While in all cases a poorly-written program will have a more significant impact on its performance than which operating system it’s running on, there are two important differences between Linux and Windows that I can see will make a difference here.

  1. Windows memory management is broken. It puts all sorts of data into its page file even when there is lots of free RAM remaining. This can be an especially bad choice if you are caching content to RAM or are using a database with a large memory footprint. The Linux kernel comes configured out of the box pretty well, but you can also manually adjust the kernel’s swappiness to determine when it swaps RAM data to disk.

  2. Windows virtualization is immature and has very poor I/O performance. On Linux you can use Xen to achieve virtualization with very little overhead. A poorly performing VM will kill performance for most programs. It’s even worse with Windows running on top of Windows when you factor in the poor memory management from my previous point. Virtual Server and VMWare Server are almost unusable for anything more than a development setup.

I run 30 wordpress blogs… Everything was fine when they all did less than a 100 hits a day. When they hit 1000 hits a day my host informed me that my CPU was at a constant state of 100%.

Using Caching my CPU is now at an average of 18%… And my blogs doubled in traffic since people don’t have to wait 30 seconds for a page to load.

I use Drupal extensively at our company and I love it - clean, well documented code, great features, great community, and fantastic flexibility.

That said, a standard Drupal 6 installation with no custom modules runs about 60 queries per page view. My local PC that I use to develop:

Executed 59 queries in 114.35 milliseconds

Just to view the front page. An actual site that we run runs 100s of queries per page view, in less than 500ms.

Now, my attitude is that while it would be better to run very few queries per page, it is entirely immaterial if pages render quickly and reliably. My biggest site gets 500 uniques a day, so I am yet to experience any major growing pains. Drupal seems to scale brilliantly, with some VERY big sites running on the system without any high-profile performance issues.

The point I am trying to make is that I think developers can get very narrowly focussed on the ‘proper’ way to do something, when all that really matters is the result. I am as guilty as anyone. Your users don’t care that you managed to serve them a static cached version of the page, they just want the site to load quickly and work reliably.

WordPress is ugly as sin under the hood, but I think it has proven itself as a very, very capable blog platform. Similarly, a purist would say Drupal is a terrible platform because it runs 100s of queries where perhaps a few would do.

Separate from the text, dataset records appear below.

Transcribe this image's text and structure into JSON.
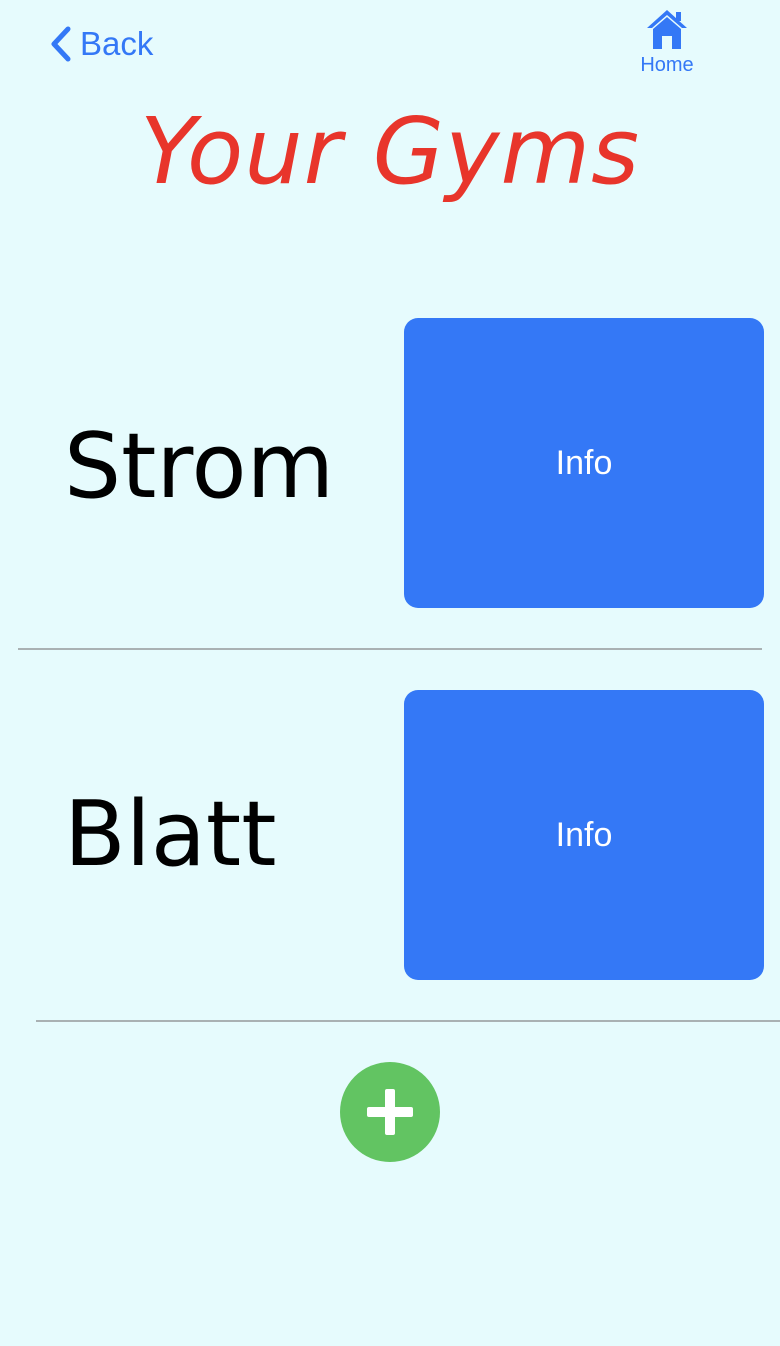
{
  "header": {
    "back_label": "Back",
    "back_icon": "chevron-left-icon",
    "home_label": "Home",
    "home_icon": "home-icon"
  },
  "title": "Your Gyms",
  "gyms": [
    {
      "name": "Strom",
      "info_label": "Info"
    },
    {
      "name": "Blatt",
      "info_label": "Info"
    }
  ],
  "add_button": {
    "icon": "plus-icon"
  },
  "colors": {
    "background": "#e6fbfd",
    "accent_blue": "#3478f6",
    "title_red": "#e8352b",
    "add_green": "#62c462",
    "separator": "#a9b1b3"
  }
}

But, it is easy to maintain, easy(ish) to use, and creates great sites.

Saying that a platform that runs 10s or 100s of queries is straight ‘bad design’ when the evidence suggest otherwise is simply elitist.

OK, so it’s just my home computer, but I installed Appache, MySQL and PHP on Windows XP … then I switched over to Ubuntu.

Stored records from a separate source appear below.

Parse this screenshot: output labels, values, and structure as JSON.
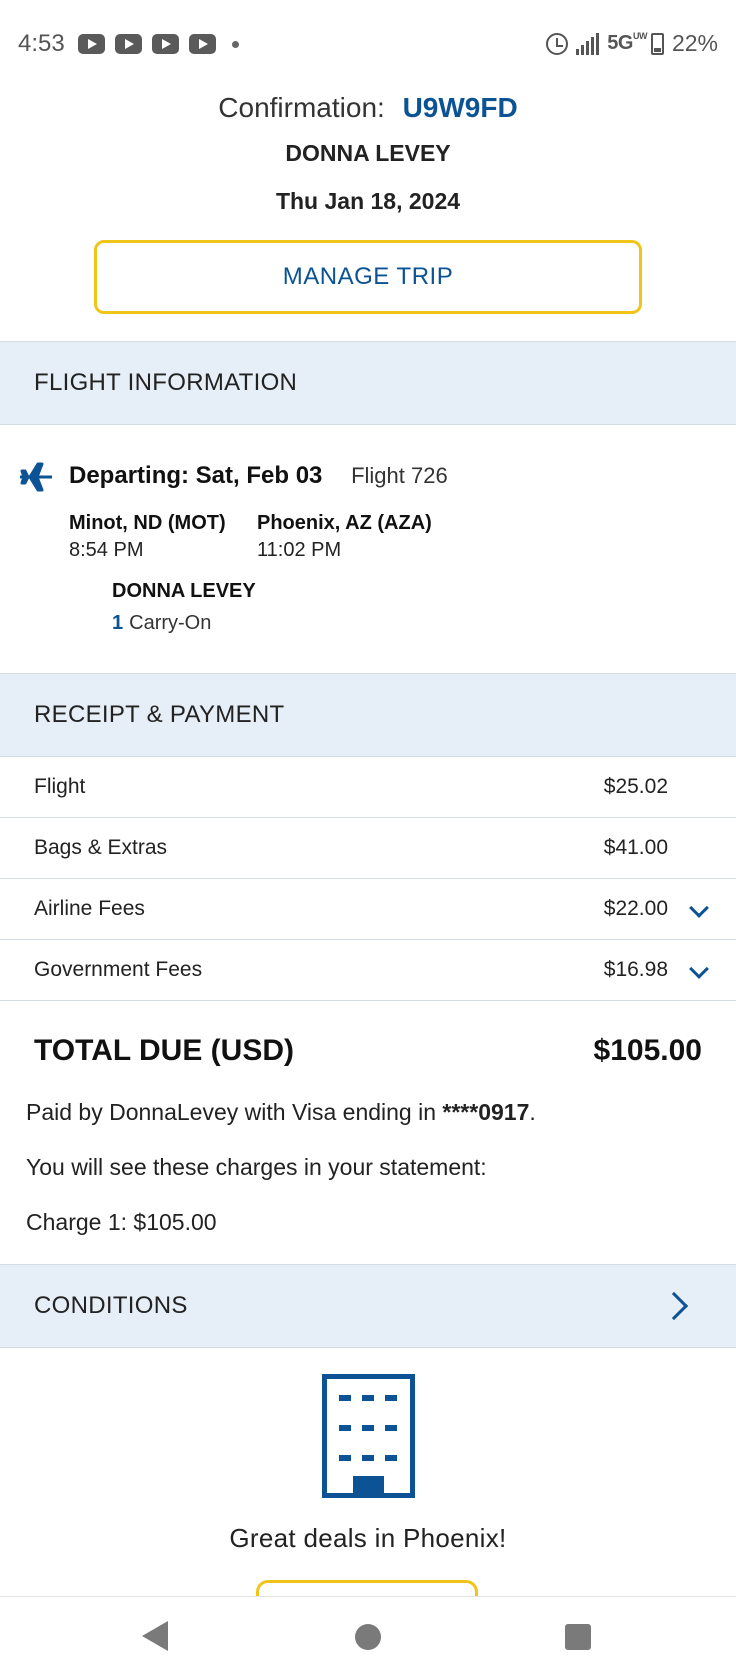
{
  "status_bar": {
    "time": "4:53",
    "network": "5G",
    "network_suffix": "UW",
    "battery": "22%"
  },
  "header": {
    "confirmation_label": "Confirmation:",
    "confirmation_code": "U9W9FD",
    "passenger_name": "DONNA LEVEY",
    "booking_date": "Thu Jan 18, 2024",
    "manage_trip_label": "MANAGE TRIP"
  },
  "flight_info": {
    "section_title": "FLIGHT INFORMATION",
    "departing": "Departing: Sat, Feb 03",
    "flight_number": "Flight 726",
    "origin": "Minot, ND (MOT)",
    "origin_time": "8:54 PM",
    "destination": "Phoenix, AZ (AZA)",
    "destination_time": "11:02 PM",
    "passenger": "DONNA LEVEY",
    "bag_count": "1",
    "bag_type": "Carry-On"
  },
  "receipt": {
    "section_title": "RECEIPT & PAYMENT",
    "rows": [
      {
        "label": "Flight",
        "amount": "$25.02"
      },
      {
        "label": "Bags & Extras",
        "amount": "$41.00"
      },
      {
        "label": "Airline Fees",
        "amount": "$22.00"
      },
      {
        "label": "Government Fees",
        "amount": "$16.98"
      }
    ],
    "total_label": "TOTAL DUE (USD)",
    "total_amount": "$105.00",
    "paid_by_prefix": "Paid by DonnaLevey with Visa ending in ",
    "card_mask": "****0917",
    "paid_by_suffix": ".",
    "statement_note": "You will see these charges in your statement:",
    "charge_1": "Charge 1: $105.00"
  },
  "conditions": {
    "section_title": "CONDITIONS"
  },
  "promo": {
    "text": "Great deals in Phoenix!"
  },
  "colors": {
    "brand_blue": "#0b5394",
    "accent_yellow": "#f0c419",
    "section_bg": "#e6eef7"
  }
}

Apt-get and the synaptic package manager made installation much easier than I was expecting.

I found that the Linux versions of applications seemed to have fewer bugs (stored procedures didn’t work in the Windows Version of MySQLAdmin).

The HowTos had command lines that I could copy and run under Linux.

L-A-M-P, they were designed to work together, so I asked myself, why only go three quarters of the way into open source?

I can’t believe you called the developers of word press sloppy. Just because YOU have a requirement that they didn’t meet. (Out of the box, super fast, ready for digg running on windows)

Wordpress is one of the best blog engines out there because it is configurable and has an awesome ecosystem.

I would say that sloppy is just setting something up quickly and assume it can handle high load without tunning. (And running PHP on windows? come on!)

I too wish wp-cache were built into Wordpress and more easily configured. Wordpress has so much going for it but issues like this make me want to run Serendipity - http://www.s9y.org - and other blogging platforms.

Why don’t you vote with your choice of blogging engines and pick a “better” one?